Llegando a Puyuhuapi después de pasar por el Queulat
Realmente el recorrido por dentro del Parque Nacional del Queulat es excepcional, no por sus vistas, que también, pero es realmente excepcional el poder conducir un autobús de pasajeros de las dimensiones del nuestro y que a cada curva tenga que hacer maniobras porque no gira, y todo el Parque es una curva constante. Es una "paella" detrás de otra "paella", vaya como la Rabassada de Barcelona, pero  mucho más bonito. La carretera a veces se estrecha tanto que no pasan dos coches a la vez, y en una de esas curvas, casi nos choca otro mini bus que venía embalado, y de sorpresa se encontró con el nuestro haciendo la maniobra para girar. Tardamos más de una hora, larga en hacer el recorrido de bajada, pues en dirección norte, en el Parque Nacional se baja, y yo me pregunto, como será la subida con unos de estos bichos? Yo no lo experimentaré, pues la entrada del Parque Nacional Queulat, está en la parte baja, junto al Fiordo Queulat,  que es donde también desemboca el Río Uspallante, y otros, pues de ríos y saltos de agua no faltan. La Carretera Austral nº 7, bordea todo el fiordo del Queulat, y el fiordo termina creando una bahía donde se encuentra Puyuhuapi. 
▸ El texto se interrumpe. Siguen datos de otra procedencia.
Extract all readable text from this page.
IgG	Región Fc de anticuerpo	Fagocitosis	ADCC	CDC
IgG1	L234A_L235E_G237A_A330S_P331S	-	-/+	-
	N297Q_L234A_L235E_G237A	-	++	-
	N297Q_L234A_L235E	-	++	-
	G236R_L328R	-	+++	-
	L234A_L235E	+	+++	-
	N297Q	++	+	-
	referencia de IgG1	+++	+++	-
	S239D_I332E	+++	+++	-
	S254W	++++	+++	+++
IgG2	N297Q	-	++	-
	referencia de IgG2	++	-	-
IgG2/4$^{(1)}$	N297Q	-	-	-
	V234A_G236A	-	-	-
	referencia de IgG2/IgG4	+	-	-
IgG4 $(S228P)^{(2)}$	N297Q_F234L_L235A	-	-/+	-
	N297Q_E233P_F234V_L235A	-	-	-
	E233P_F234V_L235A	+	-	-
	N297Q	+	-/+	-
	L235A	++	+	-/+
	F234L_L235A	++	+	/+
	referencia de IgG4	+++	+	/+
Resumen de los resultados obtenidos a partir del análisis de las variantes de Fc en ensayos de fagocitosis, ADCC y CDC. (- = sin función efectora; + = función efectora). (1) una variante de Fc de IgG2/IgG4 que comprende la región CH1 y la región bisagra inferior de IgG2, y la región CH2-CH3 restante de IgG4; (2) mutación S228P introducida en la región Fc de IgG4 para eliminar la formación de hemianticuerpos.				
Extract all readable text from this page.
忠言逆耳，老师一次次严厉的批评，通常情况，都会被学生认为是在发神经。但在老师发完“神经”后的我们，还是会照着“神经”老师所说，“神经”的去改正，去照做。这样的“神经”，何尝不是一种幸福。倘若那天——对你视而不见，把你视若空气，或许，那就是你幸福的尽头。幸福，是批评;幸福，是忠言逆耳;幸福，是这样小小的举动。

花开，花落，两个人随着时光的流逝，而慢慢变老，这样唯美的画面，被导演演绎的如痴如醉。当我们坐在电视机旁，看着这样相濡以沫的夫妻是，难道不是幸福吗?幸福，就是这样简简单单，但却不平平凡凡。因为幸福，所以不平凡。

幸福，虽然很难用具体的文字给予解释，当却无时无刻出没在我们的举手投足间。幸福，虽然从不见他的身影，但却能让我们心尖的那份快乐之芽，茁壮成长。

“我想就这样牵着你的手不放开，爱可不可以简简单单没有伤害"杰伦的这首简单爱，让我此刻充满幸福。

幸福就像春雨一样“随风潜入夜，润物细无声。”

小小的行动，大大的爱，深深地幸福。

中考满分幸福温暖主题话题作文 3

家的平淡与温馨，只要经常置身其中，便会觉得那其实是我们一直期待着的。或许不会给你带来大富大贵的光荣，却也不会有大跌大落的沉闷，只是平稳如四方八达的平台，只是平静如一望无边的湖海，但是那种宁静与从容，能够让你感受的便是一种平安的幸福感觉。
La playa que se forma en la Bahía de Puyuhuapi
Allí llegamos pasada buena tarde, pero todavía con sol. Fuimos a encontrar nuestro alojamiento que estaba a tocar de la parada del bus y del centro del pueblo, pues todo es centro, de lo pequeño que es el pueblo, y una vez aposentados en el Hospedaje Ventisquero, salimos a dar una vuelta y a tomar una cervecita. Paseando por el puerto, vimos una bella muchacha sola, sentada en un banco, y nuestro experto en estas lides, el Sr. Norberto, se acerco a ella a darle conversación, y encontramos a Pamela, una maestra chilena de pre-escolar, y psicóloga que viaja sola y quiere conocer el sur de país, que nos confeso que hay una gran cantidad de chilenos que jamás estarán aquí, porque todo vale el doble que en el norte. Nos hicimos unas graciosas fotos, pues ella nos pidió repetir unas que anteriormente le habían hecho y que no le gustaban en el panel de Puyuhuapi. No sería simpático el fotógrafo anterior, y por nos eso escogió a nosotros para dejar la instantánea para la posterioridad,  y terminamos los cuatro en el bar del pueblo tomando cerveza y  pisco saur, y comiendo hasta media noche, contándonos historias de la vida y experiencias de nuestro viaje y del suyo, y riéndonos a carcajada suelta. Quizá nos hicieron efecto las bebidas que tomamos, yo no me acuerdo...



Pamela y sus chicos...






Al día siguiente teníamos todos preparada una excursión de alto nivel, y había que ir a a dormir, pues nos esperaba la subida al Ventisquero Colgante del Parque Nacional Queulat, más de dos horas de dura subida para llegar al Mirador del Ventisquero, pero esto ya os lo contaré en otro rato.




Bienvenida a Puyuhuapi



Continuará...


Atardecer en Puyuhuapi



domingo, 20 de enero de 2019

HACIA COYHAIQUE PARA DEVOLVER EL COCHE DE ALQUILER, QUINTA Y ULTIMA ETAPA POR LA CARRETERA AUSTRAL...

De camino a Coyhaique
Y como os comentaba al final del último capítulo de este viaje, nos despedimos de Rosa, la que más manda según su hermana Larisa Viviana, a pie de la puerta de la Hostería Huemules. Con el súper desayuno entre pecho y espalda, salimos rápidos y veloces, dirección a Coyhaique, donde teníamos que llegar antes de las 19;00 horas de este viernes, ya que así habíamos pactado en el contrato de alquiler del vehículo. Según nuestro navegador, llegaríamos con tres horas de tiempo antes, pero los imprevistos no están calculados en el GPS. Y como siempre pasa con la ley de Murphy, esta vez no estuvimos exentos de suspense para poder llegar a la hora.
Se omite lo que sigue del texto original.